Fußball

"Halt dein Maul" im Pokalfinale Helene Fischer verliert gegen den Fußball

46025ccd5509c15275256bc3251c0569.jpg

Helene Fischer - von vielen Kameras beobachtet, aber nicht freundlich empfangen.

(Foto: REUTERS)

Wenn ein komplettes Stadion ohrenbetäubend pfeift, passt den Fans etwas ganz gewaltig nicht. Beim DFB-Pokalfinale war das Helene Fischers deplatzierter Halbzeitauftritt. Die Situation sagt viel über den Zustand des Fußballs.

Als Helene Fischer "Danke Berlin!" ins Mikrofon rief, war die größte Peinlichkeit im DFB-Pokalfinale vorbei. Das Olympiastadion bebte fast vor Pfiffen. Sie waren das Lauteste, was abgesehen von den beiden Torjubeln in Halbzeit eins zu vernehmen war. Eindeutig wollte die Mehrheit der 74.000 Zuschauer den Schlagerstar nicht sehen oder hören. Wer schon einmal im Berliner Rund zu Gast war, weiß, dass der akustische Pegel bei passendem Anlass schnell auf Flugzeugturbinenniveau steigen kann.

Diesmal war es etwas anders: Die Show hatte aber auch gar nichts mit dem eigentlichen Anlass zu tun. Gerade deshalb war der in den Ohren klirrende Unmut berechtigt.

Das Finale in Berlin ist der Saisonhöhepunkt des deutschen Fußballs und entsprechend groß die Aufmerksamkeit. Es ist kein Zufall, dass vor ein paar Wochen ein neues Album von Helene Fischer veröffentlicht wurde. Man denke nur an den Superbowl des American Football: Die Halbzeitshow ist das Teuerste und Reichweitenstärkste, was das US-Fernsehen zu verkaufen hat. Jede Plattenfirma würde dort gerne eines ihrer Produkte sehen und hören, denn der Werbeeffekt ist enorm.

Rund zehn Millionen Menschen, das sind 39 Prozent Zuschaueranteil, sahen das DFB-Pokalfinale im deutschen Fernsehen. Als atmosphärische Statisten sind die Zuschauer im Stadion eingeplant, die doch gefälligst wie auf Knopfdruck für die Kamera austauschbar jubeln sollen. Ein gellendes Pfeifkonzert ist nicht vorgesehen. Dies seien Pfiffe gegen den DFB gewesen, sagte Ex-Fußballprofi Ansgar Brinkmann danach in Fischers Beisein. Eine Behauptung, die insofern stimmt, als dass der Deutsche Fußball-Bund als Ausrichter des Pokalfinals auch für die Halbzeitplanung verantwortlich ist.
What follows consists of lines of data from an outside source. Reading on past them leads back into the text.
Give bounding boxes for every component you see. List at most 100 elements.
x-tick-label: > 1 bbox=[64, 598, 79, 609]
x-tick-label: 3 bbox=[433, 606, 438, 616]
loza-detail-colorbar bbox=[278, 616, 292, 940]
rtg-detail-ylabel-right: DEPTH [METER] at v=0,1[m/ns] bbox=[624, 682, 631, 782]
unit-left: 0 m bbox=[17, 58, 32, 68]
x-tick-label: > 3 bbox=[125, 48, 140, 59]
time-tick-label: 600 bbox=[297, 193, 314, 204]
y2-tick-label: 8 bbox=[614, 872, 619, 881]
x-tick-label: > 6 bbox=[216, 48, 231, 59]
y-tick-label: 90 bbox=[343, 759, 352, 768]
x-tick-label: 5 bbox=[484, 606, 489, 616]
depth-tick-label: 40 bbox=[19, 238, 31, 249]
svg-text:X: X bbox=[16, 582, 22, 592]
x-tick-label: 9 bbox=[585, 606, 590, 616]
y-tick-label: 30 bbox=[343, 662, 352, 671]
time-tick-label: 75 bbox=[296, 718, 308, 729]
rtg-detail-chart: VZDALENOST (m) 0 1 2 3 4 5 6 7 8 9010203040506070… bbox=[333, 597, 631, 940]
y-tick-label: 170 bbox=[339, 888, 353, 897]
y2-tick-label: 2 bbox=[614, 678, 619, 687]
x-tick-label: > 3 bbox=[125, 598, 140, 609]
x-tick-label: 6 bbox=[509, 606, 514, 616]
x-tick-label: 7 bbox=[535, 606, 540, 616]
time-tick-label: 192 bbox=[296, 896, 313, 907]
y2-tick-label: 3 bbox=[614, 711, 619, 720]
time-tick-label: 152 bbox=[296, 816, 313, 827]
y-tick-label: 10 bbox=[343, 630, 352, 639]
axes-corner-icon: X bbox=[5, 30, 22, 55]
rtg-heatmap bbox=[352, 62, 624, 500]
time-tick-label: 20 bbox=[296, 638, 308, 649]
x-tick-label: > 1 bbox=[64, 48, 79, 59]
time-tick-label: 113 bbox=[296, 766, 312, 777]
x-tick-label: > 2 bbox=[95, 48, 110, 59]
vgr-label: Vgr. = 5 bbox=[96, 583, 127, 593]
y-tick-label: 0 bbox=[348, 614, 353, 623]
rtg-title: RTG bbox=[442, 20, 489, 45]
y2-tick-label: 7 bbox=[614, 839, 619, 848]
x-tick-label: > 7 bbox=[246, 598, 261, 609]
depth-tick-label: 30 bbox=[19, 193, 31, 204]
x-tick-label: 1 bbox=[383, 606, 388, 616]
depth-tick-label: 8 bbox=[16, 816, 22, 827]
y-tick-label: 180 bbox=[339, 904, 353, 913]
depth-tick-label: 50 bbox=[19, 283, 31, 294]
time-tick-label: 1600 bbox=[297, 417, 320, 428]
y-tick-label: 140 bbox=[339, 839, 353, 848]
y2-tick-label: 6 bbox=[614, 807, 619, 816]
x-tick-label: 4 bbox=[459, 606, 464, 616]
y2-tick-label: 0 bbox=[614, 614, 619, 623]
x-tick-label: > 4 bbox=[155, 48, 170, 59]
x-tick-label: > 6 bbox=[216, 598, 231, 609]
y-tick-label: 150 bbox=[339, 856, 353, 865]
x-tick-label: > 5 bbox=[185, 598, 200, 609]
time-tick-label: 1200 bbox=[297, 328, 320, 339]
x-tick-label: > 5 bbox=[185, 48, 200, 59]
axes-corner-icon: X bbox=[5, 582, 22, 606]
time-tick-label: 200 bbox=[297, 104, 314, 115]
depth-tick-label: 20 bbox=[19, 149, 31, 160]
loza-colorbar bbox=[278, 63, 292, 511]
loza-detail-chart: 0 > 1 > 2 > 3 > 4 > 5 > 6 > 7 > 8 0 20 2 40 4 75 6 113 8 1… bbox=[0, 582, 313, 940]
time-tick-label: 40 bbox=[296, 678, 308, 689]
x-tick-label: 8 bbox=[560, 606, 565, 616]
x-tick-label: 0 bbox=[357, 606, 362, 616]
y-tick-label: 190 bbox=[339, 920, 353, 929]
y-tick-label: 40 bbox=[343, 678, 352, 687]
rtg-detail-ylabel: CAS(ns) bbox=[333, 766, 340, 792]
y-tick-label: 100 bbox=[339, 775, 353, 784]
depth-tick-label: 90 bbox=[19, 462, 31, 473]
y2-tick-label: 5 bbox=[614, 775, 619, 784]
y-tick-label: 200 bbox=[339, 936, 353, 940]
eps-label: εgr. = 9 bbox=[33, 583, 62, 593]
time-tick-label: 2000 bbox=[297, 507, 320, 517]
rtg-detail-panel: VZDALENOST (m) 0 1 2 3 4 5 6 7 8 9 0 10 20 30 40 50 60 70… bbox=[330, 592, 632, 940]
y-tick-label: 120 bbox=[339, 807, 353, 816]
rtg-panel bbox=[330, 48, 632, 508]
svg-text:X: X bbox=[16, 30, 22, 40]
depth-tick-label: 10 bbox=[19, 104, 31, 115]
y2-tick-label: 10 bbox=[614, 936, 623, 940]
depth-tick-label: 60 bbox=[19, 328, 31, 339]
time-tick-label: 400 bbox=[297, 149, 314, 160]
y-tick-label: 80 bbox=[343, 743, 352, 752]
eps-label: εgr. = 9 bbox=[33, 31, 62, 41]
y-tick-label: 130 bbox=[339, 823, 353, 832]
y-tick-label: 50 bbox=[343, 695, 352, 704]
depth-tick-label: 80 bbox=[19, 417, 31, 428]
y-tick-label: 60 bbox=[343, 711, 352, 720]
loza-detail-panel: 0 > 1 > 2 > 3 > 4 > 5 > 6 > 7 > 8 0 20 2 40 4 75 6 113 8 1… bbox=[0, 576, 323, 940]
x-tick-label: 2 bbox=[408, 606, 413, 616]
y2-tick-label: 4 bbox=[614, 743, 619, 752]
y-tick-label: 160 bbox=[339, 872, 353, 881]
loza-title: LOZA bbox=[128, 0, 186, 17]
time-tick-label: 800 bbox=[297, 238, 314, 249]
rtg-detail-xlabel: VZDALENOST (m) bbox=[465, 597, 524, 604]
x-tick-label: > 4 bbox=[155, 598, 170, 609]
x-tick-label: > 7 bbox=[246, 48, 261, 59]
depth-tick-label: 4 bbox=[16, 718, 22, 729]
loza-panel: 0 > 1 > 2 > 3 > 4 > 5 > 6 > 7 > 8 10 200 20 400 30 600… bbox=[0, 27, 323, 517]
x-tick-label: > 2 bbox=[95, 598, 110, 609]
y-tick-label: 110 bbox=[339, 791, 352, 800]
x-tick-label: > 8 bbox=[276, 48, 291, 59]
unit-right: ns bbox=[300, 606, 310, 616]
Die Szene der Eintracht ist bekannt dafür, dass sie sich klar artikuliert. Während Fischers Auftritt war im Frankfurter Block deutlich ein kollektives "Halt dein Maul" zu vernehmen. Vielen Fans geht die zwanghafte Inszenierung des Fußballs gehörig gegen den Strich. Beschallung vor dem Spiel, Cheerleader, marktschreierische Stadionsprecher, dramatische Musik, ohrenbetäubende Werbespots, Bevormundung und überbordende Überwachung der Fanszenen - ein solches Pfeifkonzert von den Rängen beider Mannschaften ist auch Ausdruck gefühlter Machtlosigkeit. Frankfurts Sportdirektor Fredi Bobic hat recht, wenn er sagt, ein solcher Auftritt habe beim Pokalfinale nichts zu suchen.

Nicht nur der Sport, sogar die Medien müssen jetzt schon gegen die Event-Manie in den Stadien ankämpfen. Damit Fischers Auftritt übetragen werden konnte, wurden die Nachrichten auf wenige Minuten verkürzt und die TV-Moderatoren Alexander Bommes und Mehmet Scholl sollten innerhalb von 30 Sekunden eine abwechslungsreiche erste Halbzeit analysieren. Schon beim Relegationsspiel in Wolfsburg am vergangenen Mittwoch war Verstörendes zu beobachten, da verwandelte sich das Stadion zur Halbzeit in eine grün-weiße Disko. Warum, ist ein Rätsel. Bommes' Kollege Matthias Opdenhövel versuchte dort irgendwie, sich nichts anmerken zu lassen, während Stefan Effenberg leicht irritiert und angestrengt geradeaus in die Kamera stierte.

Als Fan ist es ein anderer Kampf als für die Medien - denn wer zu solchen Spielen geht, der steht unter riesigem emotionalen Stress. Der Anhänger leidet, es geht um alles; um Abstiege, Aufstiege, um Titel für die Ewigkeit. Es geht um Fußball und gegen den ist nicht zu gewinnen. Auch nicht von Helene Fischer.